Happy as could be, Fifi ran to the dog bed next to my desk with the treat in her tiny little mouth.
“We hiked Red Fox Trail.” I headed to the minifridge and took out a bottle of water. “I’m so out of shape.” I walked over to her desk and tossed the brochure on it.
“What’s this?” She picked it up.
“A Sierra Club brochure with Yaley Woodard’s business card attached,” I said between gulps of water. “Skip told me Yaley was supposed to have come to his business with a list of tours they booked, and she never showed.” I downed what was left in the water bottle and tossed it into the trash. “I told him she went missing a few days ago.”
“No one tried to contact him?” Dottie questioned.
“You’d think they’d go through her client list and send someone out to check on them until she turns up.” I shook my head and went back to my desk to see what messages Dottie had taken for me. “I also asked him if he’d smelled anything dead. Of course he hadn’t, and I didn’t see or smell anything either, but as soon as we got back to the opening of the trail, I smelled it again. We’ve got to find that dead animal.”
I glanced over to see what all the noise Dottie was making was about. She was shuffling through her top desk drawer with a determined look on her face.

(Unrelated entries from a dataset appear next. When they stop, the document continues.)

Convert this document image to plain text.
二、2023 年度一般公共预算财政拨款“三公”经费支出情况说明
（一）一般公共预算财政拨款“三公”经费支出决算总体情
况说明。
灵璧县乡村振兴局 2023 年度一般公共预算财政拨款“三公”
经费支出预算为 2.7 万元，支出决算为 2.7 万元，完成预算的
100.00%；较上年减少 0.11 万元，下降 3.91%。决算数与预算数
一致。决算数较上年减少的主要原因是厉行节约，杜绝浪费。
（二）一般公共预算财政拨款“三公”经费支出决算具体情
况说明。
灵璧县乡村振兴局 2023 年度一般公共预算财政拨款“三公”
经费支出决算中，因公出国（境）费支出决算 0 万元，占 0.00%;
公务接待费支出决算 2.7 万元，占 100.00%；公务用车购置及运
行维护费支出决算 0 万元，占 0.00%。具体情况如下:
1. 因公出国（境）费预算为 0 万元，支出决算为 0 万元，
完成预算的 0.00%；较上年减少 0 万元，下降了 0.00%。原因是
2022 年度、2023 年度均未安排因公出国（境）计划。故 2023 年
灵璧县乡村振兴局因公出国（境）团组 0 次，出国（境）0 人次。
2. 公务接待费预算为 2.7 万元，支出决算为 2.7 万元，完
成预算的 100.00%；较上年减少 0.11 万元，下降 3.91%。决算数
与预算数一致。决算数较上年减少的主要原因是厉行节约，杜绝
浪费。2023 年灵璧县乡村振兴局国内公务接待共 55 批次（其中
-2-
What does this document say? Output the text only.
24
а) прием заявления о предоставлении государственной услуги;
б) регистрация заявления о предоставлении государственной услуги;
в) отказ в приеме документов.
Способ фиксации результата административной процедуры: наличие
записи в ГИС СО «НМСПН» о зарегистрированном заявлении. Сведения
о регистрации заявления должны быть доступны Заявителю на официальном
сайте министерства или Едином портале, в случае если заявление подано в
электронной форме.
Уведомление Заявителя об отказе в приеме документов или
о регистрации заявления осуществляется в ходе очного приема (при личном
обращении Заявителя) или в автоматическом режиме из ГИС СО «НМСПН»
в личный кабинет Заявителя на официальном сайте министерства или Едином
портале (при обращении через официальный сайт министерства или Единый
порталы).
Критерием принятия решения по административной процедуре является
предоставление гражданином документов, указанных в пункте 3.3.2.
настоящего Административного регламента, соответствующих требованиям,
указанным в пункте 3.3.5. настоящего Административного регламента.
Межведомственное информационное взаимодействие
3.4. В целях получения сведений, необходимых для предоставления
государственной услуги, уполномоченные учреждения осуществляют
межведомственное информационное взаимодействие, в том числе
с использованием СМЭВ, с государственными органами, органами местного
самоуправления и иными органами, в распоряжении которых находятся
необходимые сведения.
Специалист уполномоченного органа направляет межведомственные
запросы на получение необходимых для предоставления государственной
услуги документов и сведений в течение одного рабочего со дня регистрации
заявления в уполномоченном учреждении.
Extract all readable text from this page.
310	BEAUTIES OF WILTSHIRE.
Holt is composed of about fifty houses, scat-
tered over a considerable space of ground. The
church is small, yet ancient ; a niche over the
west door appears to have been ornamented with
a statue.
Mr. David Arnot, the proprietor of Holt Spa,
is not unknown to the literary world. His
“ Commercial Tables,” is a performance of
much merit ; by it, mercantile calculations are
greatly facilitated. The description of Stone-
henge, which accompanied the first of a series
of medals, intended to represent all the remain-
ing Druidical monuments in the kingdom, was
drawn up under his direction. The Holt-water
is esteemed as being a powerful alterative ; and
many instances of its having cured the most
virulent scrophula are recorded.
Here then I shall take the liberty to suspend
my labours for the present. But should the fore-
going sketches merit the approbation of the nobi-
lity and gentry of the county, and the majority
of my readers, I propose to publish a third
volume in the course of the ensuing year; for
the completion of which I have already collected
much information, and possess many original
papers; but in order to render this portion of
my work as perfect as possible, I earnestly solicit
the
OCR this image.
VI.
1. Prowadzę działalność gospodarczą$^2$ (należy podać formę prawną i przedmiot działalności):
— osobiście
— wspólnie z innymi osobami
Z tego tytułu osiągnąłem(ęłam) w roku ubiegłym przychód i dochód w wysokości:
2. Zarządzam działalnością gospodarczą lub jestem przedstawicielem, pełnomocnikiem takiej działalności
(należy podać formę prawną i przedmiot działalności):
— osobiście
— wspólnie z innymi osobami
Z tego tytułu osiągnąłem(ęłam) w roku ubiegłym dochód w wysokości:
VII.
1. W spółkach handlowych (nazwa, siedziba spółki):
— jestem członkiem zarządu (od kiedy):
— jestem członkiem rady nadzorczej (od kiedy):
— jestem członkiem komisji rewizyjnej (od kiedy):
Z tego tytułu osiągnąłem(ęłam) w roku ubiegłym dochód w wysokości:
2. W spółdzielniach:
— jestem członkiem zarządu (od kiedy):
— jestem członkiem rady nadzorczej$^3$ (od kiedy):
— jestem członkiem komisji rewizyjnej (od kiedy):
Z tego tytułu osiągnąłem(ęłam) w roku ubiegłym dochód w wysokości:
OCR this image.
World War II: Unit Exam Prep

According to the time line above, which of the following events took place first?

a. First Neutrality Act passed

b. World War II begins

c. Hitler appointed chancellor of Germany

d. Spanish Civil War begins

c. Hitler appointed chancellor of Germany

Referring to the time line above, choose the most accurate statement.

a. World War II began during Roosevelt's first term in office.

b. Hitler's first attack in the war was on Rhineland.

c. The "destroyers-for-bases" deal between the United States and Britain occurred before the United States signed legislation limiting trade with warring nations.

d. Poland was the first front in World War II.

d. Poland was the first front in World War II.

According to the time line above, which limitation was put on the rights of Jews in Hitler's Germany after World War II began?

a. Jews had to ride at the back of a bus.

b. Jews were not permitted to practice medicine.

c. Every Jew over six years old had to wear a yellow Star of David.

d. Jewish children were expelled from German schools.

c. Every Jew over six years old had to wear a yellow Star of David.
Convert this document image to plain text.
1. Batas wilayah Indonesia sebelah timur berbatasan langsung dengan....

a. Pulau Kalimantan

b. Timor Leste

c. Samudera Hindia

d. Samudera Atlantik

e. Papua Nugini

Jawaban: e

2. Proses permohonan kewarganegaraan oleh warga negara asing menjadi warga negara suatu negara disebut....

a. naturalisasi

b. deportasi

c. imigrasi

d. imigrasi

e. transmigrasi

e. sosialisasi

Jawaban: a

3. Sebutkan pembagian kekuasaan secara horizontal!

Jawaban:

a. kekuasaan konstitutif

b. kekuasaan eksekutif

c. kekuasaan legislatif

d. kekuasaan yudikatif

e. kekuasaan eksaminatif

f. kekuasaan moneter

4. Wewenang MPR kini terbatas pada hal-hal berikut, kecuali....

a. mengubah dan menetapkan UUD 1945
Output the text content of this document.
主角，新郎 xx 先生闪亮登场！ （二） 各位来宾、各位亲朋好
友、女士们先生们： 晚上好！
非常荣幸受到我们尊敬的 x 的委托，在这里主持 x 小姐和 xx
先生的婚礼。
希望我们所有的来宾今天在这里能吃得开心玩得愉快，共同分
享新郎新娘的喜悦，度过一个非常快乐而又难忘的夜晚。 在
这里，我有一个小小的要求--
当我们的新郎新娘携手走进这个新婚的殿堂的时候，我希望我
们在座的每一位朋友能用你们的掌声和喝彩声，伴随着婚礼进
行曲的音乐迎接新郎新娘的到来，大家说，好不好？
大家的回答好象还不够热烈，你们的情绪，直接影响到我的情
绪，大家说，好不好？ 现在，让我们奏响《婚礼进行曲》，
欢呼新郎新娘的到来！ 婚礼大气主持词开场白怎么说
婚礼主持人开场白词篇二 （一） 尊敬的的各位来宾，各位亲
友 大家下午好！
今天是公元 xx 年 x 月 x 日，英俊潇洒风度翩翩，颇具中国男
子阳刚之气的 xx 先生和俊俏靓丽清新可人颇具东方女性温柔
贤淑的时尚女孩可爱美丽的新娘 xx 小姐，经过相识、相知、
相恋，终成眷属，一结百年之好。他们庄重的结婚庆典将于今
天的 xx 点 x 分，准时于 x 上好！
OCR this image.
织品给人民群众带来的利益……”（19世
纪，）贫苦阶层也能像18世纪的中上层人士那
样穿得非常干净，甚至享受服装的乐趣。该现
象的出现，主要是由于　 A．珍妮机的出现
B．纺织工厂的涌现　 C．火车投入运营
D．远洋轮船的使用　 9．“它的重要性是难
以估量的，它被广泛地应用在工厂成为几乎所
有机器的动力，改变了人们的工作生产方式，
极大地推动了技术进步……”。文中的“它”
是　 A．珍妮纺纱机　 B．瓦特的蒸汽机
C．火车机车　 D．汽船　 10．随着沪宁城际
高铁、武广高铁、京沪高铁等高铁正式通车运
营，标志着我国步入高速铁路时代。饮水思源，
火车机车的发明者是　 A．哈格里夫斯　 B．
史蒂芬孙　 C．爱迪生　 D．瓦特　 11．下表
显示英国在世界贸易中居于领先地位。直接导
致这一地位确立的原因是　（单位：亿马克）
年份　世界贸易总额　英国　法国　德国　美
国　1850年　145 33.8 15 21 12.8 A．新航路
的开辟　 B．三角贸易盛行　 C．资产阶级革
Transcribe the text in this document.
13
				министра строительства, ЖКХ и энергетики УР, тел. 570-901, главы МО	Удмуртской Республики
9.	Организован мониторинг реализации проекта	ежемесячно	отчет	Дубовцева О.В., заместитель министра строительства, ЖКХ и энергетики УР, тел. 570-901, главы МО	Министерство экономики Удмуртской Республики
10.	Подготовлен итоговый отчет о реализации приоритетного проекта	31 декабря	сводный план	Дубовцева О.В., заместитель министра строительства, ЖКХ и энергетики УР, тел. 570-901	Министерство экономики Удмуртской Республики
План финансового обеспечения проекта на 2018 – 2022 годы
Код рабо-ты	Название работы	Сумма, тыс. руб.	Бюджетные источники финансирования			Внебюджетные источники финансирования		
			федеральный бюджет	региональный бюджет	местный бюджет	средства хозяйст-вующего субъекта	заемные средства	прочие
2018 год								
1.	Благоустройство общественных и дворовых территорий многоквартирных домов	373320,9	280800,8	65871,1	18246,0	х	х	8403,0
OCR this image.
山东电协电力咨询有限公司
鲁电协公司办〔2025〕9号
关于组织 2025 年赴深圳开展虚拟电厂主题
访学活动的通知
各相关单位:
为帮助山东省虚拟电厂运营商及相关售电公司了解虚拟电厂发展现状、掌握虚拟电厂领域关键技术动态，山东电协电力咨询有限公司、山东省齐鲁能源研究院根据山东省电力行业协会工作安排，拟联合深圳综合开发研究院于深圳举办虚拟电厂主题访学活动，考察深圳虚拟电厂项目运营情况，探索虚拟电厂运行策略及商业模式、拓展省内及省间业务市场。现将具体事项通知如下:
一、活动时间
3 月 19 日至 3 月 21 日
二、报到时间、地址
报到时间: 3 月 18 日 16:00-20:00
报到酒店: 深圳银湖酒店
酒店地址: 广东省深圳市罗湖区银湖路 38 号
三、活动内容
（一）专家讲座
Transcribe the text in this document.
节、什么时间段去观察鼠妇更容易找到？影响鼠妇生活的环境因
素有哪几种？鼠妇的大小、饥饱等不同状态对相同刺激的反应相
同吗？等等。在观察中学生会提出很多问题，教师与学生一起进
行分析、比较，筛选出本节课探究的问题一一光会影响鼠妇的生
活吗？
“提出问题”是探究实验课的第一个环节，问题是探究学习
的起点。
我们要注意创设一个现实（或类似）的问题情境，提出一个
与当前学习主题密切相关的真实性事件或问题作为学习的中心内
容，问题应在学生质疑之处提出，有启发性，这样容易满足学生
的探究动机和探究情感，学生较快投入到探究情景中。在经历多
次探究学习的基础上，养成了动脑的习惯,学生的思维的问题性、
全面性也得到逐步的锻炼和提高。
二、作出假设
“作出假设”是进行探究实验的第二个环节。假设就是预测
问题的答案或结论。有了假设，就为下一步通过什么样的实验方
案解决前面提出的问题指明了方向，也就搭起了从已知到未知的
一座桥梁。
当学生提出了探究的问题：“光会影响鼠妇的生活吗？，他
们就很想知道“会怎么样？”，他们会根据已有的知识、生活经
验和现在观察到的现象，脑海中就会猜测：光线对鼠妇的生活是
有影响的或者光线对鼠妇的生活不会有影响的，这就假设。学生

“Ah-ha!” She held up a box of matches with a big ole smile on her face. “I’ve got an idea.”
“Does your idea have to do with smoking?” I guessed.
“With smoke.” Her eyes grew. “Come on out here. I’m gonna show you an old hunter’s trick.”
“I can’t wait to see this,” I muttered and put the stack of messages back down on my desk.
We walked out of the office, and sure enough, that smell had wafted past us.
“Watch this.” Dottie struck the match. The smell of sulfur filled around us as the flame exploded from the small stick.
Dottie held it up in the air. The light breeze sent the smoke of the match to the left before blowing it out.
“Did you smell the dead animal?” she asked as she took out another match.
“No.” I took a couple of whiffs. “Oh gosh.” I fanned my hand in front of my nose. “I do now.”
Dottie quickly lit the next match, and the smoke blew the other way.
“Follow the smoke,” she said.
With a pinched nose, we followed it, and it led us right to our dumpster.
“Oh my gosh.” I couldn’t stop laughing. “It’s our dumpster. Didn’t they come and empty it this week?”
“They did, but we’ve got to get Henry to clean it with bleach and water.” Dottie waved her hand in front of her face. “Or better yet, get a new one.”
“Gross.” I took a deep breath through my mouth and gripped the handle of the small opening to peek inside just in case I could see exactly what the stink was. “Dottie,” I gulped when I looked inside and saw a pair of shoes attached to some legs. “We don’t need to call the garbage company. We need to call the police.”